Google Research: ConvApparel dataset measures the 'realism gap' between AI user simulators and real people
Why it matters
Google Research has released ConvApparel — a new dataset of over 4,000 multi-turn conversations in an apparel shopping context, designed to measure how realistic LLM-based user simulators really are. The study shows that SFT and ICL approaches significantly outperform simple prompting and demonstrate 'remarkable out-of-distribution generalization'.

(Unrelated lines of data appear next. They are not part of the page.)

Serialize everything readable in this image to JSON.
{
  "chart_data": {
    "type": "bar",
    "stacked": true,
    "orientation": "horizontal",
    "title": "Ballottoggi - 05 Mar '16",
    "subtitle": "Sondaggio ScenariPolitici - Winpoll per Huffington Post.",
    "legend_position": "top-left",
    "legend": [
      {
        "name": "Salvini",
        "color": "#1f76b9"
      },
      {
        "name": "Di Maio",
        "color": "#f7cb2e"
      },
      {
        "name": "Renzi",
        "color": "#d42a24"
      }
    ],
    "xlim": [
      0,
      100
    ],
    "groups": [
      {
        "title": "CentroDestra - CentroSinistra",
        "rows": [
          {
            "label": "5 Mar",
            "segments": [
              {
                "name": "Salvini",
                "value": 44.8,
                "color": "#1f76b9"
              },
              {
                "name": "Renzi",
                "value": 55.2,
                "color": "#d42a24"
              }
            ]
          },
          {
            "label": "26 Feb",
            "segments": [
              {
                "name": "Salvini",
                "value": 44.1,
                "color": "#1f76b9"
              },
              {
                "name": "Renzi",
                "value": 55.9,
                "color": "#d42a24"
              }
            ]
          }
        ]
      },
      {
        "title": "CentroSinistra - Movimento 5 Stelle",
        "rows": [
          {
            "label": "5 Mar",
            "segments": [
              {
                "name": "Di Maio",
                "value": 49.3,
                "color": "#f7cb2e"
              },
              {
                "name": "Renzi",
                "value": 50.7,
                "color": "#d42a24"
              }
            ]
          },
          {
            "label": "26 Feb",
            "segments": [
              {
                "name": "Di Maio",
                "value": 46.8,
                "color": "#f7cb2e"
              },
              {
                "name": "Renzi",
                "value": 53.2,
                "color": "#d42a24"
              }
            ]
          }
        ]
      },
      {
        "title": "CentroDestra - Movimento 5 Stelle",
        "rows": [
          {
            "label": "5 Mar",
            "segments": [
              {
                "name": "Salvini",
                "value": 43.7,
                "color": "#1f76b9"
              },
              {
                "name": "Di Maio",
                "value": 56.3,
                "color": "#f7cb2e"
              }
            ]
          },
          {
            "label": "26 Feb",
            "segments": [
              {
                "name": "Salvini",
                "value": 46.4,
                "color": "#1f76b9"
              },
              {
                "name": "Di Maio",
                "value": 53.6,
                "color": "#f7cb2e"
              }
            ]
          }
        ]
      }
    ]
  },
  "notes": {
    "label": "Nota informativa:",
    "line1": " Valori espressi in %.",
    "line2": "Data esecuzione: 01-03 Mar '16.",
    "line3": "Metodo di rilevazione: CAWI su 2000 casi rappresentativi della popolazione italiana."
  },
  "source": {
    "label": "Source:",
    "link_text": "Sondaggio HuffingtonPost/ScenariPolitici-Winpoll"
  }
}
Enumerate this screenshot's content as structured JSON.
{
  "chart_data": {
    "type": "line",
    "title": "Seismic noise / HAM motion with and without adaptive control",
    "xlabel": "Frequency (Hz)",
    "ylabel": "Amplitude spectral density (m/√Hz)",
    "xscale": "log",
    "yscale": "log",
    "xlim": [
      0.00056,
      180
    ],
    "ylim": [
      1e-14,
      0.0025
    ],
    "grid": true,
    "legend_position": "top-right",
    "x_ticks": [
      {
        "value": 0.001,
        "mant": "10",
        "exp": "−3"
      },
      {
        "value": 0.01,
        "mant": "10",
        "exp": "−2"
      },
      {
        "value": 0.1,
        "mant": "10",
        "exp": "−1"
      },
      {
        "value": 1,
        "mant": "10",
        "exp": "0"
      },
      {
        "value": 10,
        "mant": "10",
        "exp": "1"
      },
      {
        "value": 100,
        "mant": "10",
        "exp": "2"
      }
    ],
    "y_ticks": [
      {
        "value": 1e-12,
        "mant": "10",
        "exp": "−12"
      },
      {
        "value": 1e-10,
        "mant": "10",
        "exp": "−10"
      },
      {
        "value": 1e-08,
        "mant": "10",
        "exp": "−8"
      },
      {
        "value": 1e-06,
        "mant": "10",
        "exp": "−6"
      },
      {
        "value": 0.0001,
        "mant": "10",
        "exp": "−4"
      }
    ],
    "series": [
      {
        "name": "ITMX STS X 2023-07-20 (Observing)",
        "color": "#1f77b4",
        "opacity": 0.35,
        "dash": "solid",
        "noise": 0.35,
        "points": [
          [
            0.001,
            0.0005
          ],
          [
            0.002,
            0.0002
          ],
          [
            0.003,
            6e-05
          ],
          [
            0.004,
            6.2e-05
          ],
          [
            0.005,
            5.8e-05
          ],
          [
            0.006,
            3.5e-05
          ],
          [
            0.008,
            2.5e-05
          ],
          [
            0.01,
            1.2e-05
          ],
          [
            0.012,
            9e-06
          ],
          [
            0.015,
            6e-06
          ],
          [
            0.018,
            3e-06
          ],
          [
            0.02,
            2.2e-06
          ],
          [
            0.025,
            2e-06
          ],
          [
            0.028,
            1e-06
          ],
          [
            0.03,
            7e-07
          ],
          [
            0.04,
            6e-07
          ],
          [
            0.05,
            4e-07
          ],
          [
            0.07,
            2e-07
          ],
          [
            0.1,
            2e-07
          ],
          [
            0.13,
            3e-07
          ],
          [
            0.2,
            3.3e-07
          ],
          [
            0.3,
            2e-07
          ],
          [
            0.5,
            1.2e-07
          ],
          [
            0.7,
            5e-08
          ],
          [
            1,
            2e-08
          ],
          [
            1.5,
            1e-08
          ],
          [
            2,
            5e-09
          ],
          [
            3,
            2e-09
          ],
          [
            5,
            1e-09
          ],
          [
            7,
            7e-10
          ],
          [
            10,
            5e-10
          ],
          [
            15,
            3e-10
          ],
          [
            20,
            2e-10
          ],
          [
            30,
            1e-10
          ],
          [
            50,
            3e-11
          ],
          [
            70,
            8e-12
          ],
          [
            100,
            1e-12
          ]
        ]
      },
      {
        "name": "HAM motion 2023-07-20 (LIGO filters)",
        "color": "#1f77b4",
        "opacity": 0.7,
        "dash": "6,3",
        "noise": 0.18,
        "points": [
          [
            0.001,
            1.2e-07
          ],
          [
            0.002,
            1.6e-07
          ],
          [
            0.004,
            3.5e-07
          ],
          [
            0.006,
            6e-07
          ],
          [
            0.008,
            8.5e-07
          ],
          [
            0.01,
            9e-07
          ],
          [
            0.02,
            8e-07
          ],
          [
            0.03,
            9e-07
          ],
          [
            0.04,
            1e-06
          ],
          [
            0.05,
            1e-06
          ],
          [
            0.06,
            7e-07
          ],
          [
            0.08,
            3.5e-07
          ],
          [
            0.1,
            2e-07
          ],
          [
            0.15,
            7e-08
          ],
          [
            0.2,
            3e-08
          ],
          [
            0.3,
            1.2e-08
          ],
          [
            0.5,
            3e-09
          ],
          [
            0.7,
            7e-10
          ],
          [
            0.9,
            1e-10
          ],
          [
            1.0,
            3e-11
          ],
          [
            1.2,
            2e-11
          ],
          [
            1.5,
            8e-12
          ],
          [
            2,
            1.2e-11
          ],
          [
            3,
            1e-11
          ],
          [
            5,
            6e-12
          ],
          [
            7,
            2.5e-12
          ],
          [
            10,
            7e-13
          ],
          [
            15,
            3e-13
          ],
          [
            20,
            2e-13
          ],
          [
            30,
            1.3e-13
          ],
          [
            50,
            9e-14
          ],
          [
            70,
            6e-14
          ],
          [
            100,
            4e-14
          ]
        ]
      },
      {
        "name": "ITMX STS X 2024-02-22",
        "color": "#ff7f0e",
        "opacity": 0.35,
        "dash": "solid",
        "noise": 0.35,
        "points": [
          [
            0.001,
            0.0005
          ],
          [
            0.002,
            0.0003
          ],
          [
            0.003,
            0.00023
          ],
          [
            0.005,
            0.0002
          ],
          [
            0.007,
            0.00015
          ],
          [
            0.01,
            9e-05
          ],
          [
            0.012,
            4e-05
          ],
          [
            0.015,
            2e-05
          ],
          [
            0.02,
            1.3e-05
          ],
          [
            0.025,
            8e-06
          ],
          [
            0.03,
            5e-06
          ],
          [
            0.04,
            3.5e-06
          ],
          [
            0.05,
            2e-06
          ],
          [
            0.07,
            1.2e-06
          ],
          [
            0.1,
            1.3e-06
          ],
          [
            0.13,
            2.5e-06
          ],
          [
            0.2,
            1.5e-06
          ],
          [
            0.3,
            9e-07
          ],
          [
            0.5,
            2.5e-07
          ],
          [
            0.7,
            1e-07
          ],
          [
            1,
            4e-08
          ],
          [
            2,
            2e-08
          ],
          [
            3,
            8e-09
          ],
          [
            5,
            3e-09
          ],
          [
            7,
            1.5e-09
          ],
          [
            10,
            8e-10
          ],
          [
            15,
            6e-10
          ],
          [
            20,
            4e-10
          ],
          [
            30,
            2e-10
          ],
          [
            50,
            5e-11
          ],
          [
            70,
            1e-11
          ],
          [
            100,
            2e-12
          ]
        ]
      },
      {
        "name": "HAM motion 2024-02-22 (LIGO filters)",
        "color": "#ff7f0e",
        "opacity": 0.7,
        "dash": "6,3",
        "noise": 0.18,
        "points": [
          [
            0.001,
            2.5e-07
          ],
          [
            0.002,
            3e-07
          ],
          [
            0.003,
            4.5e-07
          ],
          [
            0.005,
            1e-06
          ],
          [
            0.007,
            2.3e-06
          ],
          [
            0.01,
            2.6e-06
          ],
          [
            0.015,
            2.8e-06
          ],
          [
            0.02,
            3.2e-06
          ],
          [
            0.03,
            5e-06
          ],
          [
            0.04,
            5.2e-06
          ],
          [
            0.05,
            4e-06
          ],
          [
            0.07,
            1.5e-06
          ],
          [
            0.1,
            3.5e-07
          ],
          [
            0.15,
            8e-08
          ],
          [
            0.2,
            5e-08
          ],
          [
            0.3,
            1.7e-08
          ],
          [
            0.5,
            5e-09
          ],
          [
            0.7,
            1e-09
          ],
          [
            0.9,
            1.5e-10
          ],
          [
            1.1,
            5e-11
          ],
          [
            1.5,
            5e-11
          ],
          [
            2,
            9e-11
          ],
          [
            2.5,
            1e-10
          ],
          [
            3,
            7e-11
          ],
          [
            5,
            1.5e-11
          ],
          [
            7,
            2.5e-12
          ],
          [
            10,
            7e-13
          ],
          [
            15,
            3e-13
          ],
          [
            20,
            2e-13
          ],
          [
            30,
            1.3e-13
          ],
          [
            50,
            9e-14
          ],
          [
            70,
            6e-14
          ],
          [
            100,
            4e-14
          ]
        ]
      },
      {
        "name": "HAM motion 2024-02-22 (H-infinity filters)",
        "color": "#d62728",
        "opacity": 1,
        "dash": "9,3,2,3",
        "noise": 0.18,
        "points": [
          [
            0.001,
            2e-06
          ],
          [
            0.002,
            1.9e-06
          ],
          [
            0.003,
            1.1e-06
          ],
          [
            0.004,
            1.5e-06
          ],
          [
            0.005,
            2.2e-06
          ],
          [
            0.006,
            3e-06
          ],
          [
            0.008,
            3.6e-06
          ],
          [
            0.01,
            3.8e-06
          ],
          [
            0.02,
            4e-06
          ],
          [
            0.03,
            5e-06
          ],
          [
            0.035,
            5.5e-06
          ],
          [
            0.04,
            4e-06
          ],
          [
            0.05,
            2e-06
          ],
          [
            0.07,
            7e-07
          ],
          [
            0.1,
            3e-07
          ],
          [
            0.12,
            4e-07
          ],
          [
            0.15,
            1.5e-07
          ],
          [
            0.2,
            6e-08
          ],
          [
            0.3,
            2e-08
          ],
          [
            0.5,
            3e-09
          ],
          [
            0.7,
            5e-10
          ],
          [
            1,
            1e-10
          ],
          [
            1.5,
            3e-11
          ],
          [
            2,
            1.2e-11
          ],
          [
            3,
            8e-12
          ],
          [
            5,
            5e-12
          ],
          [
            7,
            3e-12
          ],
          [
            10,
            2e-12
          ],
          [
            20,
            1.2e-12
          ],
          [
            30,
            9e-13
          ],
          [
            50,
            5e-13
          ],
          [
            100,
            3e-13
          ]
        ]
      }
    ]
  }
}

Google Research has released ConvApparel, a new dataset and evaluation framework that addresses an often-ignored problem in AI development: LLM user simulators behave unconvincingly. When AI agents are trained exclusively on conversations with these artificial “users”, they fail once they finally have to face real people.
What the problem is
When training a chatbot or AI agent, it needs someone to talk to. Training on real users is expensive and slow, so the standard practice is to use an LLM as a simulated user — another LLM plays the role of the end user and talks to the agent in the training loop. But these simulated “users” exhibit characteristics that real humans rarely have: excessive detail in responses, perfect personality consistency, unlimited patience, encyclopedic knowledge. The result: an agent that performs excellently in testing can collapse as soon as someone from the real internet shows up.
How they measured it
The dataset contains over 4,000 multi-turn conversations in an apparel shopping scenario. A dual-agent protocol was used in which participants unknowingly chat with either a “Good” (helpful) or “Bad” (unhelpful) agent — which produced natural variations from satisfaction to frustration. The framework uses three checks: population-level statistical alignment, human-likeness scoring (a trained discriminator that attempts to recognize synthetic conversations), and counterfactual validation — are simulators trained only on “good” agent data able to react realistically to frustrating “bad” agents?
Results and what remains
Discriminators reliably detected simulated conversations as synthetic — confirming that the problem truly exists. Data-driven simulators (ICL in-context learning and SFT supervised fine-tuning) significantly outperformed plain prompting on statistical alignment. Most interestingly: SFT and ICL simulators demonstrated “remarkable out-of-distribution generalization” — they successfully adapted to frustrating agents they had never seen during training.
Open question: what is the minimum level of realism needed for an agent trained on a simulator to work in production? Google is calling for future real-world validation studies.